The Wife’s claim was that she should be receiving spousal support of $2,000.00 per month. She also wanted to be named as a beneficiary in the Husband’s insurance policies in order to ensure his spousal support obligation. The Husband was employed as an executive director and earned $82,155.00 in 2003. The Wife was employed as a retail clerk, and she was unemployed for most of their marriage. The Husband did allege that the Wife was under-employing herself given she was capable of earning more than she was actually making based on her training for a managerial role in her job. However, the Court decided that such an allegation was not substantiated.

The Court considered the length of the couple’s marriage (23 years) and the Wife’s caregiver role during the course of the marriage that benefited the Husband’s ability to further his own career. The Court decided that the Husband should not reap the exclusive benefit of sustaining a higher standard of living than the Wife that contributed to this effect. The Court decided that the couple’s after tax disposable income should approximately commensurate once spousal support is factored in. The Court stated that in order to achieve the above which is equitable, the Husband would have to pay the Wife $2,200.00 per month of spousal support. Additionally, the Court required the Husband to pay the above sum of spousal support retroactive to the date of separation. Of course, with the Husband receiving credit for his prior monthly $530.00 of spousal support payments made to the Wife.

Additionally, the Court decided that the Husband was required to re-designate the Wife as a beneficiary of his life insurance policies because he undertook to do so under oath, in 2003. If he wanted to remove her from his policies, he should have done so through a further Court Order.

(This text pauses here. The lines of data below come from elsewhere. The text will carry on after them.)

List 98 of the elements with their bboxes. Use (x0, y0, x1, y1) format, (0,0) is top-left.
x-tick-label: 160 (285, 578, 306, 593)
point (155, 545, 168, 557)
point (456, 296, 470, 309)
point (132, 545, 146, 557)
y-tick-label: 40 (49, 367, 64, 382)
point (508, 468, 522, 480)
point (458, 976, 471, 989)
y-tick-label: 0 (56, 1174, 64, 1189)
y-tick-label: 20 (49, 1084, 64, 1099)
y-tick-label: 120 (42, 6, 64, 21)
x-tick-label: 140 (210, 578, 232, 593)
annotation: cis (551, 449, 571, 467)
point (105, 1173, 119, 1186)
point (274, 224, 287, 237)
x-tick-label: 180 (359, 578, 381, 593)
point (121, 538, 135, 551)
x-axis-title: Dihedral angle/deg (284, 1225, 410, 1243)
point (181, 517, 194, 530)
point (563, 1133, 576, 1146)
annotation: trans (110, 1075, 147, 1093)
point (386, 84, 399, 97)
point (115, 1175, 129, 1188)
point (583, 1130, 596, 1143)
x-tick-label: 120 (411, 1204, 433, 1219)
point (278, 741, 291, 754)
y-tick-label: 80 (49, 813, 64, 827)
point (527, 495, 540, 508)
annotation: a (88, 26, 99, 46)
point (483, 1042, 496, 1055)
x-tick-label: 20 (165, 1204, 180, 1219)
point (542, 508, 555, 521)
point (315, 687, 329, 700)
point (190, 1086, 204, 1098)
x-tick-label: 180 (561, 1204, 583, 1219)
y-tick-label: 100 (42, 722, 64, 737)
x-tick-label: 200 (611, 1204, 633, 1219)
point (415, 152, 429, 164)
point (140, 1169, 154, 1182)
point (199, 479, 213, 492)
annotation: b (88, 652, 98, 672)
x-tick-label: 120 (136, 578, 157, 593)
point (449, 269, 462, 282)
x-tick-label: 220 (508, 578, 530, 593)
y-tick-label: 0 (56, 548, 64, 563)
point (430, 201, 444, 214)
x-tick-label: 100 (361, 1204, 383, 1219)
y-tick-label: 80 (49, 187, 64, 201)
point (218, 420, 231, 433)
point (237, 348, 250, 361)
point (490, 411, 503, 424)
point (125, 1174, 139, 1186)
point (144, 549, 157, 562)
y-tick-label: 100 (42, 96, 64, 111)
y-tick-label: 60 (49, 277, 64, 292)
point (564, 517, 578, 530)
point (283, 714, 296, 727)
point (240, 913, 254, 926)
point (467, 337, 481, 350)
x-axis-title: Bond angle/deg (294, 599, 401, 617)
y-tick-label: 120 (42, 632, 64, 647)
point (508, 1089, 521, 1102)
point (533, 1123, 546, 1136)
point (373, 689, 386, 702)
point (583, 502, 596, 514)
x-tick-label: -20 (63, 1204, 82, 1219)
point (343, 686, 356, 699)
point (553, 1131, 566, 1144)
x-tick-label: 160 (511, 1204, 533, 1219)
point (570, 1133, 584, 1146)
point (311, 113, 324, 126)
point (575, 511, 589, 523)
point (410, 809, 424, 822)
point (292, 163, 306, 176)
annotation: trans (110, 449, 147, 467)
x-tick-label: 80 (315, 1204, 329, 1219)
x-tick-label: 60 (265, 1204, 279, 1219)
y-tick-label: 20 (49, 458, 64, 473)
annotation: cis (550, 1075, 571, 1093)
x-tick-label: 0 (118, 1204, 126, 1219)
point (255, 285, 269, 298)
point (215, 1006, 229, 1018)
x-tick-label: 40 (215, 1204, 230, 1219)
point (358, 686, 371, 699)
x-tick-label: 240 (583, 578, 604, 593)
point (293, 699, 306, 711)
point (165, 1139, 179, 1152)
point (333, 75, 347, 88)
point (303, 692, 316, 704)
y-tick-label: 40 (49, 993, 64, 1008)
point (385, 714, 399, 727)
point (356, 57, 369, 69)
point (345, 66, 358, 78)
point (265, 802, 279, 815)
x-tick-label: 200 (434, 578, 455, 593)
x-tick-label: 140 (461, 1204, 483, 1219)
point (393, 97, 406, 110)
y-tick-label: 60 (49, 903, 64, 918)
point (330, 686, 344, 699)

The Court accepted that the Wife’s claim to be under the Husband’s benefit package was also reasonable given he had better benefits than the Wife. The Court concluded that the Wife would remain under the Husband’s work benefit plan (if his plan permitted him) until he has fully satisfied his retroactive spousal support obligation. Alternatively (if his plan did not permit him to add his Wife as a beneficiary), the Husband would have to pay an amount that would allow the Wife to receive the best benefit plan available from her work until he has fully satisfied his retroactive spousal support obligation. At the end of the day, the Court allowed the Wife to claim retroactive spousal support to the date of separation.